Agostino was the elder brother of Annibale Carracci (see under 9) and cousin of Lodovico (see under 28). It was he who composed the well-known sonnet in which the aims of the Eclectic School are set forth. He was the most learned of the Carracci, being painter, engraver, poet, and musician, and well versed in the arts and sciences generally. His pictures are rare. The best is the "Communion of St. Jerome" in the Academy at Bologna. His prints are numerous; his engraving of Tintoretto's "Crucifixion," executed at Venice in 1589, was highly praised by that artist. In the same year Agostino returned to Bologna, and became the principal teacher in the school of the Carracci. He afterwards went to Rome to assist Annibale in the frescoes for the Farnese Palace.
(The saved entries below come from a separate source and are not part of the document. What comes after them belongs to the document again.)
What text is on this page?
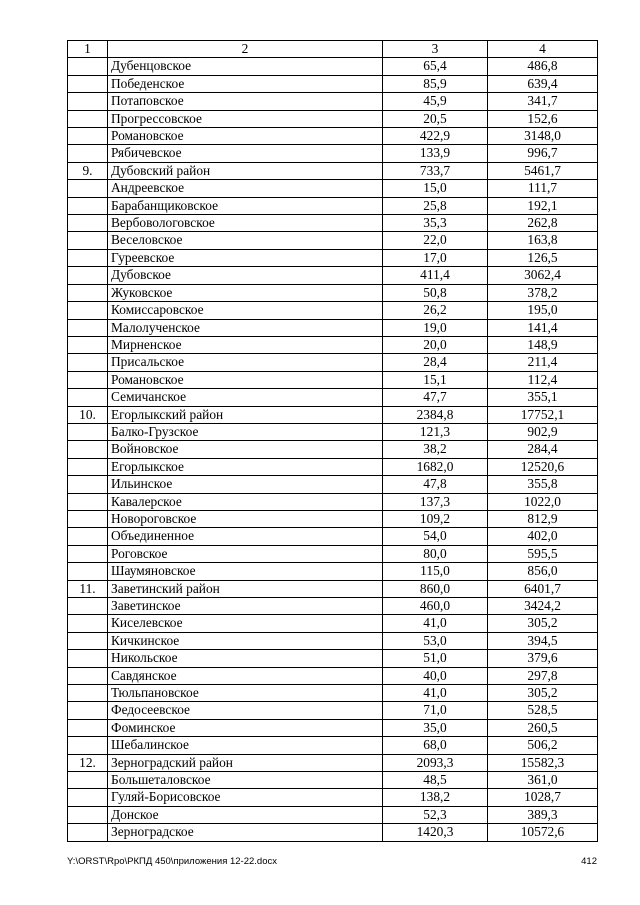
1	2	3	4
	Дубенцовское	65,4	486,8
	Победенское	85,9	639,4
	Потаповское	45,9	341,7
	Прогрессовское	20,5	152,6
	Романовское	422,9	3148,0
	Рябичевское	133,9	996,7
9.	Дубовский район	733,7	5461,7
	Андреевское	15,0	111,7
	Барабанщиковское	25,8	192,1
	Вербовологовское	35,3	262,8
	Веселовское	22,0	163,8
	Гуреевское	17,0	126,5
	Дубовское	411,4	3062,4
	Жуковское	50,8	378,2
	Комиссаровское	26,2	195,0
	Малолученское	19,0	141,4
	Мирненское	20,0	148,9
	Присальское	28,4	211,4
	Романовское	15,1	112,4
	Семичанское	47,7	355,1
10.	Егорлыкский район	2384,8	17752,1
	Балко-Грузское	121,3	902,9
	Войновское	38,2	284,4
	Егорлыкское	1682,0	12520,6
	Ильинское	47,8	355,8
	Кавалерское	137,3	1022,0
	Новороговское	109,2	812,9
	Объединенное	54,0	402,0
	Роговское	80,0	595,5
	Шаумяновское	115,0	856,0
11.	Заветинский район	860,0	6401,7
	Заветинское	460,0	3424,2
	Киселевское	41,0	305,2
	Кичкинское	53,0	394,5
	Никольское	51,0	379,6
	Савдянское	40,0	297,8
	Тюльпановское	41,0	305,2
	Федосеевское	71,0	528,5
	Фоминское	35,0	260,5
	Шебалинское	68,0	506,2
12.	Зерноградский район	2093,3	15582,3
	Большеталовское	48,5	361,0
	Гуляй-Борисовское	138,2	1028,7
	Донское	52,3	389,3
	Зерноградское	1420,3	10572,6
Y:\ORST\Rpo\РКПД 450\приложения 12-22.docx	412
He executed the "Cephalus and Aurora" and "Galatea" in that series; his success excited the jealousy of Annibale, and caused a feud between the two brothers. Agostino thereupon left Rome for Parma, where he died shortly afterwards.

These are the cartoons made by Agostino for the frescoes referred to above. They formed part of Sir Thomas Lawrence's collection of drawings. In 147, Cephalus, while on a hunting expedition on Mount Hymettus, is forcibly carried off by Aurora. The aged Tithonus, her husband, is sleeping in the foreground. In 148, the sea-nymph Galatea is borne on the ocean by Glaucus, preceded by Triton blowing his horn, and surrounded by Nereids and Cupids on Dolphins.

149. A CALM AT SEA

Willem van de Velde (Dutch: 1633-1707).

William Van de Velde, the younger, was the son of an artist of the same name, and the two together were the most famous sea-painters of their time. The father was specially commissioned by the East India Company to paint several of their ships. The son was for a time engaged in painting the chief naval battles of the Dutch. In 1675 they were both established in England, living at Greenwich, as painters to King Charles II., who granted each of them a pension of £100 a year; the father "for taking and making draughts of sea-fights"; and the son "for putting the said draughts into colours." The Vandeveldes, thus employed, "produced," says Macaulay, "for the king and his nobles some of the finest sea-pieces in the world." "The palm," says Walpole, "is not less disputed with Raphael for history than with Vandevelde for sea-pieces." But in no branch of art has the English School of this century made more conspicuous advance than in sea-painting, and those who are fresh from reminiscences of Turner or Lee, or, amongst later artists, of Hook and Moore and Brett, will hardly be inclined to agree at this day with such high praise of Vandevelde. "It is not easily understood," says Ruskin, "considering how many there are who love the sea, and look at it, that Vandevelde and such others should be tolerated. Foam appears to me to curdle and cream on the wave sides, and to fly flashing from their crests, and not to be set astride upon them like a peruke; and waves appear to me to fall, and plunge, and toss, and nod, and crash over, and not to curl up like shavings; and water appears to me, when it is grey, to have the grey of stormy air mixed with its own deep, heavy, thunderous, threatening blue, and not the grey of the first coat of cheap paint on a deal floor."